Finland is a member of both the EU and the Arctic Council. It is an active participant in the European integration project – the process of industrial, political, legal, economic, social and cultural integration of states through the European Union. TIMO KOIVUROVA says although Finland is a “small actor” in the EU, he writes that this country has – with some success – played its “northern card” to pursue its own interests and policy goals while encouraging the EU to pay more attention to Arctic issues. Koivurova is a director of the Arctic Centre of the University of Lapland, Finland. His expertise includes Arctic legal & governance questions, environmental law & Indigenous rights.
FINLAND JOINED the EU in 1995 after a referendum which saw nearly 57% of Finns supporting membership for mainly commercial and political reasons. Most of Finland’s trading partners were located in EU member states. Finland was recovering from the collapse of the Soviet Union and the Nordic banking crisis in the early 1990s, and EU membership can be seen as a natural evolution of Finland’s foreign policy. Since the 1950s, foreign policy decisions have been cautiously – due to the delicate relationship with the Soviet Union – but consistently establishing ties with Western intergovernmental institutions, culminating with EU membership. It was also significant that Finland, Norway and Sweden decided to pursue EU membership at the same time. Finland had strong international co-operation with the Nordic states prior to EU membership with especially good economic and social ties with Sweden.

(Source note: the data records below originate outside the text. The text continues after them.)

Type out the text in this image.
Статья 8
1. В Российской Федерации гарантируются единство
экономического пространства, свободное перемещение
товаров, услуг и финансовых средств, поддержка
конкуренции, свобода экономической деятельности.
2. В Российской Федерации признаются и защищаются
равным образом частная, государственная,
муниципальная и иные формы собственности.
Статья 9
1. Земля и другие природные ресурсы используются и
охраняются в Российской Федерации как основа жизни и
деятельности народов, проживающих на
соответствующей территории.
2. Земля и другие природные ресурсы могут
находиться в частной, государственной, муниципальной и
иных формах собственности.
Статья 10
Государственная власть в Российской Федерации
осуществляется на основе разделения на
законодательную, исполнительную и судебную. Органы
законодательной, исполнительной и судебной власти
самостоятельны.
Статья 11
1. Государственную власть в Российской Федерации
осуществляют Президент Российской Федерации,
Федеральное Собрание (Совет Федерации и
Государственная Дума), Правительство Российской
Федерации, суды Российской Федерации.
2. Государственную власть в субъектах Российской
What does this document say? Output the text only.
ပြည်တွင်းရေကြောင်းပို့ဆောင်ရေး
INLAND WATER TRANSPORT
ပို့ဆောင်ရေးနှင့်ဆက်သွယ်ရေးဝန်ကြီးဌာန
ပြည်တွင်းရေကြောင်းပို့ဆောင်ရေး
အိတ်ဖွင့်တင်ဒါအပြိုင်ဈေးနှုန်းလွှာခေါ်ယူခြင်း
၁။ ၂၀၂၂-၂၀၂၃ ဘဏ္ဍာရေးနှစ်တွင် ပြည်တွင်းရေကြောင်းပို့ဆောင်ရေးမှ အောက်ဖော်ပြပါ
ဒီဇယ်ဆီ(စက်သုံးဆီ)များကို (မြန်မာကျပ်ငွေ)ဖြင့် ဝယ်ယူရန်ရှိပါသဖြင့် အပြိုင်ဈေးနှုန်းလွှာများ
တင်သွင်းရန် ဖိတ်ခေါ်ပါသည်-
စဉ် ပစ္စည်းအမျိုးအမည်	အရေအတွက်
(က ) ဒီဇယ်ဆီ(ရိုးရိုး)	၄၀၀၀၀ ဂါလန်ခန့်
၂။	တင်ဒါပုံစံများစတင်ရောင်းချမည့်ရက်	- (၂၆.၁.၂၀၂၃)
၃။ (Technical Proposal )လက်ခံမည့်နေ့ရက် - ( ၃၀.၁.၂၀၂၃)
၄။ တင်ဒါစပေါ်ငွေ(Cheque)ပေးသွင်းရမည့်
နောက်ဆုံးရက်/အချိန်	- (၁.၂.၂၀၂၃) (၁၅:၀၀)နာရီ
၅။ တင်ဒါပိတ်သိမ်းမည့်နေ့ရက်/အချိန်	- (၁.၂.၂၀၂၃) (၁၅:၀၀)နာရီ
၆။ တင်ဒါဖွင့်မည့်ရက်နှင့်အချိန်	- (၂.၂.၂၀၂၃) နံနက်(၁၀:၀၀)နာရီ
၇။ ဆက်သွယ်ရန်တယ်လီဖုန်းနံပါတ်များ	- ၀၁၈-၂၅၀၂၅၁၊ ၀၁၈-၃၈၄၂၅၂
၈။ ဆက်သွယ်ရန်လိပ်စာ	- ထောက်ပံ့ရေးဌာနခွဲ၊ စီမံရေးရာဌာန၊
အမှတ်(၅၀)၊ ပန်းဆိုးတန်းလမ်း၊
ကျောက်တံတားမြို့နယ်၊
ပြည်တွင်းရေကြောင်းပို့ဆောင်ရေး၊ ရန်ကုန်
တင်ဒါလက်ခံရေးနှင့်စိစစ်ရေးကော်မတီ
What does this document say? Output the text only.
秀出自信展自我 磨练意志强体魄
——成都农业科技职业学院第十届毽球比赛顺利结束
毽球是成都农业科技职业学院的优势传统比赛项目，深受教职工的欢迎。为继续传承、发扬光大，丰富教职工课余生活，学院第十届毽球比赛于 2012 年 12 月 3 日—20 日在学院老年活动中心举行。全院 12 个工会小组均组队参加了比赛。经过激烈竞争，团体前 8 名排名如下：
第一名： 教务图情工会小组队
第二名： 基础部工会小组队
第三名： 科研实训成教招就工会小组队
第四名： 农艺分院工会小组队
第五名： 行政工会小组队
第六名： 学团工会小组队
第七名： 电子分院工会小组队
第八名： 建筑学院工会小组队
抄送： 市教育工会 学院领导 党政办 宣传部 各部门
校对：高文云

Finland has been generally supportive towards deepening the role of the EU as an economic and political union. Compared with other Nordic states, Finland has clearly been the most EU-minded. It is the only Nordic country that joined the monetary union, adopting the Euro as its currency while Sweden and Denmark remained outside of the Eurozone.
Norway and Iceland have ties with the EU through the European Economic Area Agreement, but Norway has twice rejected EU membership while Iceland has ended its membership negotiations, which commenced after the island nation was struck by the banking crisis.
In the last two decades, major political parties in Finland have favoured EU membership, with the exception of the populist Finns party, which is currently in government. The Finnish people have also been fairly supportive of EU membership although those critical are often unhappy with the extensive range of EU legislation regulating many aspects of Finnish economic and social life.
What, then, is the influence of a small Nordic country on this pan-European regulatory framework, now crucial for Finland? A member state’s influence in the EU is, to a great extent, based on how the country actually pursues its policy goals and interests in the Union. Finland is considered to be fairly active. Finns emphasize efficiency and openness of decision-making and they have a reputation of implementing EU legislation in an effective manner.
Finland also has a strong track record as an active participant in Arctic cooperation. Finland proposed and led the initiative to launch the 1991 Arctic Environmental Protection Strategy (AEPS) between the eight Arctic states. This strategy was later adopted by the current Arctic Council. However, while Finland has significantly contributed to the work of the Council, it is not a major player in Arctic politics compared with Arctic Ocean coastal states and especially major Arctic powers such as Russia, Canada and the United States.
Finland attempted to merge these South-Western and Northern policy directions through the successful proposal of the Northern Dimension policy for the EU. Since 2006, the Northern Dimension has been resuscitated as a joint policy between the EU, Iceland, Norway and Russia.
Finland has also been very supportive of making the EU an Observer at the Arctic Council. The EU’s increased presence and funding could support Finnish policies and socio-economic needs, including research, maritime governance, the development of Europe’s northernmost regions and Finnish stances on Arctic climate change and environmental conservation.
There are no real tensions or contradictions arising from Finland being a member of both the EU and the Arctic Council. The Arctic Council’s influences largely comprise scientific assessments and guidelines and the co-operation does not entail any legally binding obligations. However the Arctic Council has recently catalysed two legally binding agreements between the eight Arctic states on search and rescue and oil spill response. More are likely for the future.
Therefore, the EU institutions need to make sure that any legal obligations are in accordance with what Finland and other EU members have committed themselves to in EU law. So far, no problems are apparent given that both new legally binding agreements are based on existing global treaties that are already part of EU law.
However, if the Arctic Council were to transform from an intergovernmental forum into a treaty-based intergovernmental organization with legal decisionmaking power – a scenario Finland proposed in its 2013 Arctic strategy for the Arctic states to seriously consider – there would need to be clearer understanding of possible member states’ duties to co-ordinate their Arctic policies within the Arctic Council and to pay attention to the duties set out by the EU’s legal system.